In other field work in corn, researchers found that plants producing high phytoglobin levels were able to maintain a higher rate of photosynthesis and even showed reduced leaf injury after being waterlogged for 10 days. In addition, high phytoglobin levels caused the overall corn plant survival to jump from 45 per cent to 80 per cent after being submerged in water for six days.

For their soybean-related study, the University of Manitoba researchers have produced several transgenic plants that over-produce or underproduce phytoglobins in response to flooding.

They are also studying the link between phytoglobin production and excessive moisture in 20 commercially-available soybean varieties.


So far, the researchers know that elevated phytoglobin levels help maintain the plant’s energy pool, known as adenosine triphosphate, or ATP.

When plants are stressed by severe flooding, drought, or other abiotic stressors — that plant’s overall energy pool gets reduced. At the same time, other plant functions that draw on the plant’s ATP — such as growth, root development, and photosynthesis — get shut down to help the plant cope with its stressed environment.

Phytoglobin, meanwhile, helps the plant maintain its ATP energy pool at a constant level, allowing other energy-drawing functions of the plant to carry on — even under heavy stress.
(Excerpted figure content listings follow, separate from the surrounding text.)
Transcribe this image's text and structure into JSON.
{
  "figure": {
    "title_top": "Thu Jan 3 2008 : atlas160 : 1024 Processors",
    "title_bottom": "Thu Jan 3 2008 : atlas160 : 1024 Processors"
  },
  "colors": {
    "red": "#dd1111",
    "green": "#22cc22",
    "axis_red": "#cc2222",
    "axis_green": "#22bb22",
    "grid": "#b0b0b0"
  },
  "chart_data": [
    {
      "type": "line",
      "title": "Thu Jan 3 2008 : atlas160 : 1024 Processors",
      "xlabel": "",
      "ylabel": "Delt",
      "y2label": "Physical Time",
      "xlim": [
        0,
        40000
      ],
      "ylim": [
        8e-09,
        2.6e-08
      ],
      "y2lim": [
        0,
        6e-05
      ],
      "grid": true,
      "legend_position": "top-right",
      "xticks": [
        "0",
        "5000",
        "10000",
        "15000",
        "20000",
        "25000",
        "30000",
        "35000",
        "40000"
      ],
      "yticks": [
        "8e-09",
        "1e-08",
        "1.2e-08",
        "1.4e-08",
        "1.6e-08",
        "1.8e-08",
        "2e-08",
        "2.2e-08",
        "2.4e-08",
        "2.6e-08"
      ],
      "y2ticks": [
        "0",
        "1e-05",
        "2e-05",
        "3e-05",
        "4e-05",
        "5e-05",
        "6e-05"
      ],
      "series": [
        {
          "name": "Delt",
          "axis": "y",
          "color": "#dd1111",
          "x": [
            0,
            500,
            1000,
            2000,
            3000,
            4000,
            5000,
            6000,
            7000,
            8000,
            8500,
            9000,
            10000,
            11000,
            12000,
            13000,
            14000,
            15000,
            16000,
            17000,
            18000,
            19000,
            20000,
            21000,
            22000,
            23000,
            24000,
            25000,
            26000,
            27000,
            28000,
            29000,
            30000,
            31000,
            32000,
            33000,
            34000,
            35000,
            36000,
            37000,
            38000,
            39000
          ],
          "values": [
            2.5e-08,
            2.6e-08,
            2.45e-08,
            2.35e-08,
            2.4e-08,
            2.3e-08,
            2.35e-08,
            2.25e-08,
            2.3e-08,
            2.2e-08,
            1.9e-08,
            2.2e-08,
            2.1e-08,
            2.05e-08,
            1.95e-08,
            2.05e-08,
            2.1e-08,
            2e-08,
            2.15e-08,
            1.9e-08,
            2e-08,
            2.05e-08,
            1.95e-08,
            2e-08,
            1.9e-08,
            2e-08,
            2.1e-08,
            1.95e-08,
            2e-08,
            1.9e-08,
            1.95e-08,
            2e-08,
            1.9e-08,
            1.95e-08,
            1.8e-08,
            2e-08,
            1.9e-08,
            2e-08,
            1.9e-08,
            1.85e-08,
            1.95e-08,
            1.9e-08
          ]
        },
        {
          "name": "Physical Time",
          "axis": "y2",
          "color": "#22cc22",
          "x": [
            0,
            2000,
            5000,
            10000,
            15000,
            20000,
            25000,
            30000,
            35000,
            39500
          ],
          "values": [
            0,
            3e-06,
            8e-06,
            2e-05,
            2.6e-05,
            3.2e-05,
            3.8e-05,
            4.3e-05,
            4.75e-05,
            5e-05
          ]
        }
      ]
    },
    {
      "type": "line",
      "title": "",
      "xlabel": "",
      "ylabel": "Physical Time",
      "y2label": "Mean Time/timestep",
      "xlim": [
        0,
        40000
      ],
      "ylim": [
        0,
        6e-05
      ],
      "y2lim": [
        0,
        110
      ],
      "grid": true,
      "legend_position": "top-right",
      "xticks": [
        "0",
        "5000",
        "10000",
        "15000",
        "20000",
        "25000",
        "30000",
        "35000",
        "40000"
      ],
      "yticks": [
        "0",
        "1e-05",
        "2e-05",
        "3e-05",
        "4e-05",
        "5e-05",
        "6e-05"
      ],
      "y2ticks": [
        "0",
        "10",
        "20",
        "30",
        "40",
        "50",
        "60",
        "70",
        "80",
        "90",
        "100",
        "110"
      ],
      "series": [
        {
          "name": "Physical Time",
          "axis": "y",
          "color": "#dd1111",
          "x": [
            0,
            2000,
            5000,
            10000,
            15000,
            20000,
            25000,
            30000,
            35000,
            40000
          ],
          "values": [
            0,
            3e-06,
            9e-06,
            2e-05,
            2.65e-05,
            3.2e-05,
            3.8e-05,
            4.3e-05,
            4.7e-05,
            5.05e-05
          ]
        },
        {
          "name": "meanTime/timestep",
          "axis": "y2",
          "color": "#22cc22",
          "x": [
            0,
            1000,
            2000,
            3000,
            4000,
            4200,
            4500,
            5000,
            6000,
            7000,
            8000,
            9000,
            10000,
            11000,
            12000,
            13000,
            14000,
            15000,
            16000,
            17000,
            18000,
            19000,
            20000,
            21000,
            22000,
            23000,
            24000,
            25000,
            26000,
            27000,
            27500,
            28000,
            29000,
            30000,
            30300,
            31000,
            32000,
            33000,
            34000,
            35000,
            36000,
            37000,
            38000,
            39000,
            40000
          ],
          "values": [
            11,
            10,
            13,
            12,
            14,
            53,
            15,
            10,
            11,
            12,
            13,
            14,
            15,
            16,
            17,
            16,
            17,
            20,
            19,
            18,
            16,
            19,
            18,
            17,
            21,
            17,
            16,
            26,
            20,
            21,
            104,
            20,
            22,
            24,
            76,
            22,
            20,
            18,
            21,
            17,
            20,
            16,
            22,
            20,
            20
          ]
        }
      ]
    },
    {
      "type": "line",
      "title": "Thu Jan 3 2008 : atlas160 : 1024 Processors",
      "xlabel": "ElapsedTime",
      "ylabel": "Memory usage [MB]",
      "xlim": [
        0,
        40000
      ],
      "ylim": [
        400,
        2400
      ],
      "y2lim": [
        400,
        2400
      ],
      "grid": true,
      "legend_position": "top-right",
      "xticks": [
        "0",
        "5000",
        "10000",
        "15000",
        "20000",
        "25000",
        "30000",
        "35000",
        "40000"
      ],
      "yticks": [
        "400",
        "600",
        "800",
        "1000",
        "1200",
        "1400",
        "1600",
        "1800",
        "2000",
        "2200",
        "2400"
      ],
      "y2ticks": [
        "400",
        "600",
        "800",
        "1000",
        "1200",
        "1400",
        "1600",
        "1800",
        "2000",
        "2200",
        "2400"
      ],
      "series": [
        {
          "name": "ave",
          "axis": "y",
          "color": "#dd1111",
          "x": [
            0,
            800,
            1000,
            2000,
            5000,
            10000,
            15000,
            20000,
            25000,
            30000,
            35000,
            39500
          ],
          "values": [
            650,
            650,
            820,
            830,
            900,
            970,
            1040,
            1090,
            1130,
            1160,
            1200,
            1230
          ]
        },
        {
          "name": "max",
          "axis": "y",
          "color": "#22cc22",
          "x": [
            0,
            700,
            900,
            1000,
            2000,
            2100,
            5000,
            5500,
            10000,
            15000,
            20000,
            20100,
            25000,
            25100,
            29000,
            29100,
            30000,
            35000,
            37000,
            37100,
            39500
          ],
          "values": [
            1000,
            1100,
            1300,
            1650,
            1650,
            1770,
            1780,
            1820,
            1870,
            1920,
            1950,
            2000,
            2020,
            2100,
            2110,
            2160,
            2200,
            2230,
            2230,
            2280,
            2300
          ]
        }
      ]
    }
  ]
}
Domitruk says the research team is finding through a series of controlled environment and growth room studies that tolerance to waterlogging requires plants to produce high phytoglobin levels.

The transgenic and commercial soybean varieties that produced elevated phytoglobin levels maintained a high rate of photosynthesis and root development under waterlogged conditions, and also showed an improved recovery rate after being submerged for several days.

“What these results tell us is that there’s potential to use phytoglobins as a pathway to improve the resiliency of soybeans for the eastern Prairies,” says Domitruk. “In terms of next steps, we’re going to continue our work in finding and identifying the specific genes responsible for manipulating the plant’s phytoglobin levels.”

He adds that the same phytoglobins may also be responsible for increasing soybean’s tolerance to saline soil, another stress common on the Prairies.

From an Ontario soybean grower’s perspective, this work could be transferred over to benefit local breeding programs.

“Soybean varieties are well-adapted to Ontario and we know how they react to our environment, but we haven’t quite found how to manage extreme cases of flooding or drought,” says Dr. Josh Cowan, manager of research and innovation at Grain Farmers of Ontario. “What they’re learning in Manitoba about phytoglobins may offer us the opportunity to develop a simpler, more straightforward way of providing stress tolerance.”

If this phytoglobin-based approach is further proven out through research trials, Domitruk hopes that it could become commercialized through breeding programs to select varieties with higher phytoglobin production as a way to boost flooding tolerance.

Domitruk says the final year of their soybean study will focus more closely on phytoglobin production and soybean survival rates in response to severe drought-stressed conditions.

“We’re satisfied with the results we’ve seen so far and feel that there’s potential through this work to see an immediate difference in the soybean crop and bring about a true step-change for growers on the eastern Prairies,” he says.

This research project is jointly funded by Grain Farmers of Ontario and Manitoba Pulse and Soybean Growers.